French #MeToo founder being sued for slander
The woman behind France’s answer to the #MeToo campaign said Thursday she was being sued for slander by the man she accused of lewd remarks in a post that triggered a deluge of similar harassment accounts.
Sandra Muller, a US-based French journalist, started the #balancetonporc (Squeal on your pig) movement in response to the wave of abuse allegations that toppled movie producer Harvey Weinstein. In a Twitter post on October 13, she told of how senior French TV executive Eric Brion had humiliated her, saying: “You have big breasts. You are my type of woman. I will make you orgasm all night.” The post led to an outpouring of tales of harassment and assault, which were hailed as ending a culture of permissiveness in France towards unwanted advances.
But on Thursday Muller said that after publicly apologising for his remarks, Brion had “changed tack” and decided to launch legal action against her. “I have been issued with a summons, in which Mr Brion demands 50,000 euros in damages for defamation, the publishing of the ruling and 10,000 euros in legal fees,” she wrote in a Facebook post.
A defiant Muller, who was listed among the “silence breakers” named by Time magazine as Person of the Year in 2017, said she would “see this fight through to the end”. “#balancetonporc has allowed victims to make their voices heard and shed light on a real societal problem that remains taboo,” she said. “I hope the trial will provide an opportunity to have a real debate about how to combat sexual harassment,” she said, accusing Brion of “trying to silence me”.
Her lawyer Alexis Guedj said that Brion had filed a court summons for defamation in Paris on January 10, but a hearing date has yet to be set.
‘Court of social media’
In an opinion article in Le Monde newspaper on December 30, Brion admitted making “inappropriate remarks to Sandra Muller” at a cocktail party. “I fancied her. I told her so, in a heavyhanded manner,” he said, offering an apology.
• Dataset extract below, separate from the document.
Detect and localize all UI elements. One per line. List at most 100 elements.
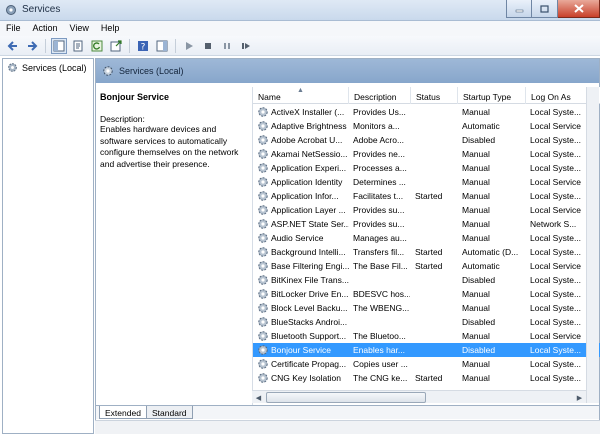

But he also accused Muller of “deliberately creating ambiguity about what happened” by accusing him in a call to name and shame workplace tormentors, and by linking it to the response to the Weinstein affair. Insisting he had never worked with Muller, Brion said: “The personal and professional consequences of this conflation of heavyhanded flirting and sexual harassment ‘in the workplace’ were very serious and damaging.”
Brion said he had received insults over the incident and found it “nearly impossible” to find work as a result of Muller’s tweets. He added he would have “much preferred” to be tried by a court instead of by the “court of social media”.